HHS Research Initiative Regarding Transformations in Health and Human Services: Report of the Working Group. Transformations in Financing, Organization, and Availability of Human Services


Human-services programs currently are undergoing rapid changes in scope, content, and accessibility; and, analogous to the health-care milieu, the changes primarily involve financing, organization, and availability of services. One major contributor to the ferment is bipartisan dissatisfaction among political leaders at all levels of government regarding the effectiveness of traditional welfare modalities. Another major contributor is the drive by governments to exert greater fiscal discipline on public spending overall -- often through strategic choices that feature slower growth or even major reductions in expenditures for human services.

Welfare Reform

Income-support programs have been at the forefront of these changes. Although operational details differ significantly from state to state -- and even among communities within the same state, two themes have become prominent across the nation: (1) facilitating the movement of welfare recipients into the workforce and (2) placing explicit limits on the duration of welfare benefits.

In this spirit, the majority of states have received waivers to demonstrate welfare programs characterized by policies and procedures tailored, at least in part, to the state's priorities and resource limitations. The Department has done much to effect this devolution of policy-making responsibility -- primarily by exercising the authority provided by Section 1115 of the Social Security Act to grant waivers for state-specific demonstrations involving either the Aid to Families with Dependent Children (AFDC) Program alone or AFDC in combination with Medicaid waivers (also granted by the Department as described above) and/or food-stamp program waivers (granted by the U.S. Department of Agriculture).

Other Human Services

Important as income-support mechanisms such as AFDC and Supplemental Security Income (administered by the Social Security Administration) are in their own right, they are only part of the panoply of human services. Prime examples of other areas in which the federal government provides significant leadership and resources are the Head Start Program (DHHS), the school-lunch program (U.S. Department of Agriculture), job training (Department of Labor), and housing assistance (Department of Housing and Urban Development). For older Americans, the Administration on Aging (DHHS) serves as an advocate at the level of the federal government and supports a wide variety of programs through a national network of State Units on Aging, Area Agencies on Aging, and service providers. Critically important complementary resources come from both states and local governments as well as from churches, charities, and other private-sector entities.

The ensemble of in-kind human services, like income-support programs, also is being affected by devolutionary forces. But, in this instance, the trend is toward enhancing the policy-making roles of communities -- both local governments and not-for-profit, community-based entities. The trend is fueled both by legislative initiatives such as the Family Preservation and Support Act and by policy initiatives such as the designation of Empowerment Zones and Enterprise Communities. The resulting new arrangements are enabling local-government officials and other community leaders to explore various approaches to integrating services with a view toward enhancing effectiveness while decreasing costs.
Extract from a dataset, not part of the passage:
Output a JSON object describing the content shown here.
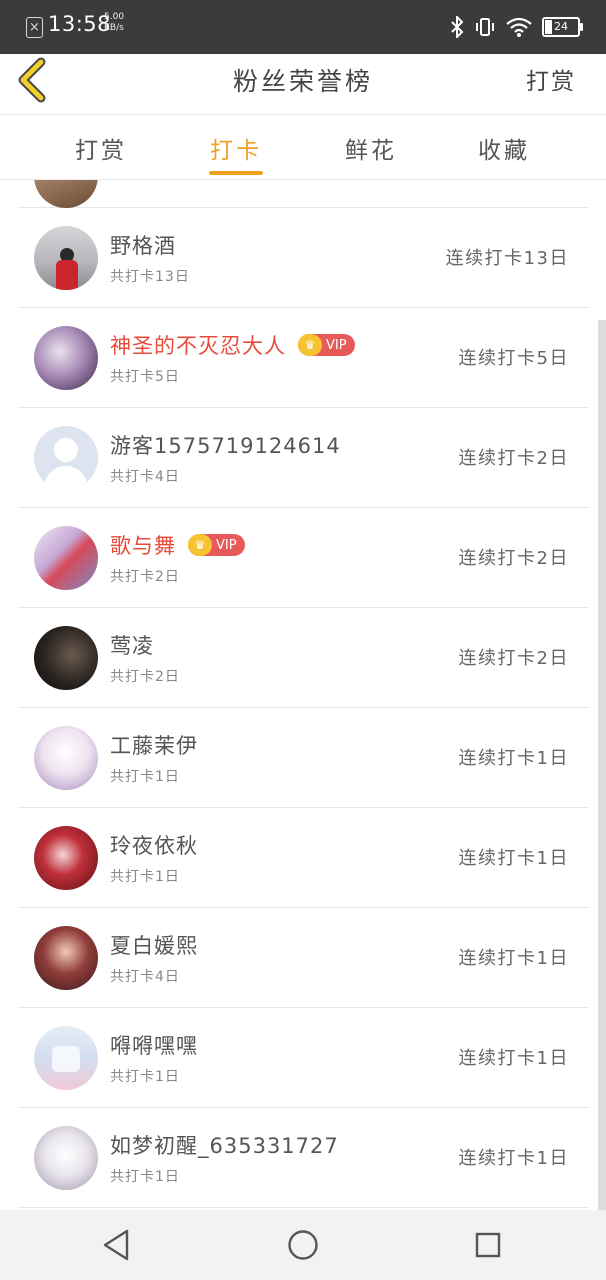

The linkage of health services and human services -- at least functionally, if not also organizationally or administratively -- is a noteworthy feature of an increasing number of these community-level efforts. Welfare-to- work policies can succeed only if they provide effective services for preparing and connecting welfare recipients to the workforce along with necessary child care. Homeless individuals often need mental-health services or substance-abuse treatment as well as meals and shelter. Many chronically infirm or severely disabled individuals can function well outside of nursing homes only if they have ready access to assistive technology, personal care, and assisted-living arrangements in addition to health services. And better coordination of core public-health functions with Head Start, public housing, food stamps, and other human services could make the aggregate more cost- effective than the sum of the parts operating independently.

Meeting the Challenge of Change

These changes engender many challenges for policy-makers, such as the following questions:

  • What are the most effective approaches for moving families from welfare to economic independence?
  • What are the effects of different welfare reforms on the well-being of children?
  • Does welfare reform have an effect on family structure, especially on the prevalence of out-of-wedlock childbearing and single-parent families?
  • What are the most effective approaches in improving the healthy development of low-income children?
  • How does devolution affect vulnerable populations, for example, children in foster care, at-risk youth, the disabled, and racial and ethnic minorities?
  • What are the basic trends in child well-being, including child health, child abuse, social and emotional development, and readiness for school?
  • What are the basic trends in well-being of elderly individuals, especially the frail elderly?
  • Will individuals with chronic, severe physical or mental disabilities or others requiring long-term care find an augmented or diminished array of services to help them live at home or in other community-based settings?
  • Will states and local governments exploit effectively the opportunities afforded by devolution -- e.g., to tailor and integrate health/human services to meet the most pressing needs within their jurisdictions?
  • How will the consequences of devolution affect public confidence in governments at all levels?

These and related questions, like the questions highlighted in the earlier discussion of health services, make clear the need for strong, sustained efforts in research, program evaluation, and data acquisition. Section B of Appendix 1 summarizes ongoing and planned activities across the Department that offer invaluable starting points for an expanded set of studies.